More Than Lightning in a Bottle: (How) Will Learning Analytics Transform Teaching & Learning?
Alyssa Wise, Martin Pusic and Xavier Ochoa
Increased data availability and new analysis methods offer exciting opportunities to look inside learning processes in ways never before possible. But (how) will this transform university teaching and learning?
Quantitative Ethnography: Turning Big Data into Real Understanding
David Williamson Shaffer, UW-Madison
October 30, 2018
In the age of Big Data, we have more information than ever about what students are doing and how they are thinking. However, the sheer volume of data available can overwhelm traditional qualitative and quantitative research methods, leading to research that finds significance without meaning. The science of quantitative ethnography connects the study of culture with statistical tools to understand learning, taking a critical step in the new field of learning analytics: going beyond looking for patterns in mountains of data to tell textured stories at scale.

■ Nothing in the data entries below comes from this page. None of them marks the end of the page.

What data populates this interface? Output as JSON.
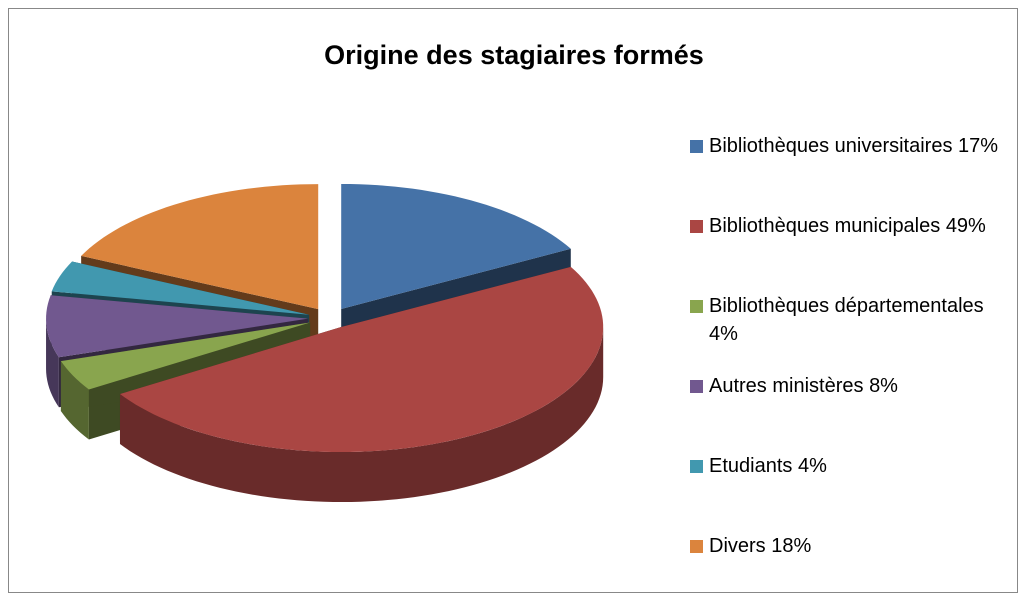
{
  "chart_data": {
    "type": "pie3d",
    "title": "Origine des stagiaires formés",
    "categories": [
      "Bibliothèques universitaires",
      "Bibliothèques municipales",
      "Bibliothèques départementales",
      "Autres ministères",
      "Etudiants",
      "Divers"
    ],
    "values": [
      17,
      49,
      4,
      8,
      4,
      18
    ],
    "value_labels": [
      "17%",
      "49%",
      "4%",
      "8%",
      "4%",
      "18%"
    ],
    "colors": [
      "#4572a7",
      "#aa4643",
      "#89a54e",
      "#71588f",
      "#4198af",
      "#db843d"
    ],
    "legend": "right"
  }
}
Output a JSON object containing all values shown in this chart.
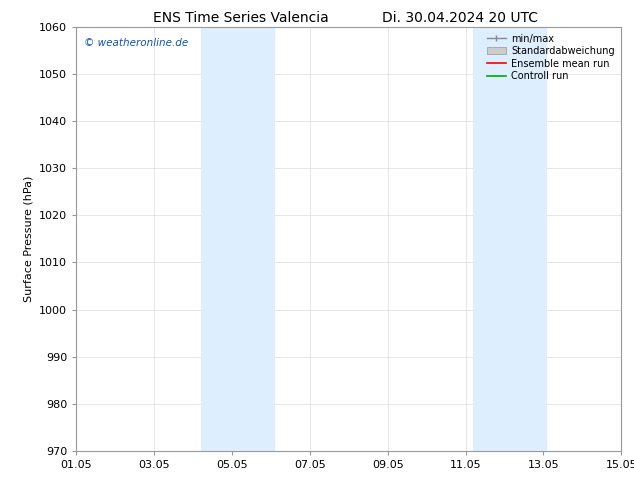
{
  "title_left": "ENS Time Series Valencia",
  "title_right": "Di. 30.04.2024 20 UTC",
  "ylabel": "Surface Pressure (hPa)",
  "ylim": [
    970,
    1060
  ],
  "yticks": [
    970,
    980,
    990,
    1000,
    1010,
    1020,
    1030,
    1040,
    1050,
    1060
  ],
  "xtick_labels": [
    "01.05",
    "03.05",
    "05.05",
    "07.05",
    "09.05",
    "11.05",
    "13.05",
    "15.05"
  ],
  "xtick_positions": [
    0,
    2,
    4,
    6,
    8,
    10,
    12,
    14
  ],
  "xlim": [
    0,
    14
  ],
  "shaded_bands": [
    {
      "start": 3.2,
      "end": 5.1
    },
    {
      "start": 10.2,
      "end": 12.1
    }
  ],
  "shade_color": "#ddeeff",
  "watermark": "© weatheronline.de",
  "watermark_color": "#1155aa",
  "legend_labels": [
    "min/max",
    "Standardabweichung",
    "Ensemble mean run",
    "Controll run"
  ],
  "background_color": "#ffffff",
  "plot_bg_color": "#ffffff",
  "grid_color": "#dddddd",
  "title_fontsize": 10,
  "axis_fontsize": 8,
  "tick_fontsize": 8
}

Interactive Workshop on Quantitative Ethnography: Open Source Tools for Analyzing Large Sets of Discourse Data
David Williamson Shaffer, UW-Madison
October 29, 2018
This workshop introduced participants to Quantitative Ethnography, a set of tools for modeling complex and collaborative thinking. A central premise of Quantitative Ethnography is learning is a process of enculturation in which students learn to make relevant connections among the skills, concepts, and/or practices in a domain. Quantitative Ethnography models the structure of these connections in large- and small-scale datasets, and logfiles of many kinds, including transcripts of structured and semi-structured interviews or video data, games and simulations, chat, email, and social media. By modeling patterns of connections in discourse, Quantitative Ethnography helps researchers quantify and visualize the development of complex and collaborative thinking.
This interactive workshop provided an overview of Quantitative Ethnography, with an emphasis on the conceptual and practical issues of data management, coding, and modeling, and open-source tools to address these issues: nCoder, a tool for generating and validating qualitative codes; and ENA, a tool for modelling, visualizing, and testing connections in data.
Learning Analytics in Physical Spaces: Capturing & Analyzing Multimodal Learning Traces
Xavier Ochoa, New York University
October 2, 2018
The goal of Learning Analytics is to understand and improve learning. However, learning does not always occur mediated by a computational system. It also happens in face-to-face, hands-on, unbounded and analog learning settings such as classrooms and labs. The sub-field of Multimodal Learning Analytics (MMLA) emphasizes the analysis of natural rich modalities of communication and expression during learning activities such as students’ actions, speech, writing, and nonverbal interaction (e.g. gestures). This talk explored several techniques to capture and analyze multimodal learning traces, giving examples of how to use these multimodal analyses to understand the learning process in physical contexts and provide feedback to its participants. The talk concluded with a discussion of opportunities that Learning Analytics opens for non-digital learning.
Reflective Writing Analytics
Andrew Gibson, University of Technology Sydney
March 8, 2017
Reflective Writing Analytics (RWA) brings together two worlds: the human world of reflection, and the computational world of analysis. RWA holds potential to discover latent themes, temporal patterns, and features related to the well-being of the writer. However, RWA is complicated by explanatory divergence between its psychosocial and computational dimensions, making it difficult to compute analytics that are considered meaningful to the people that use it.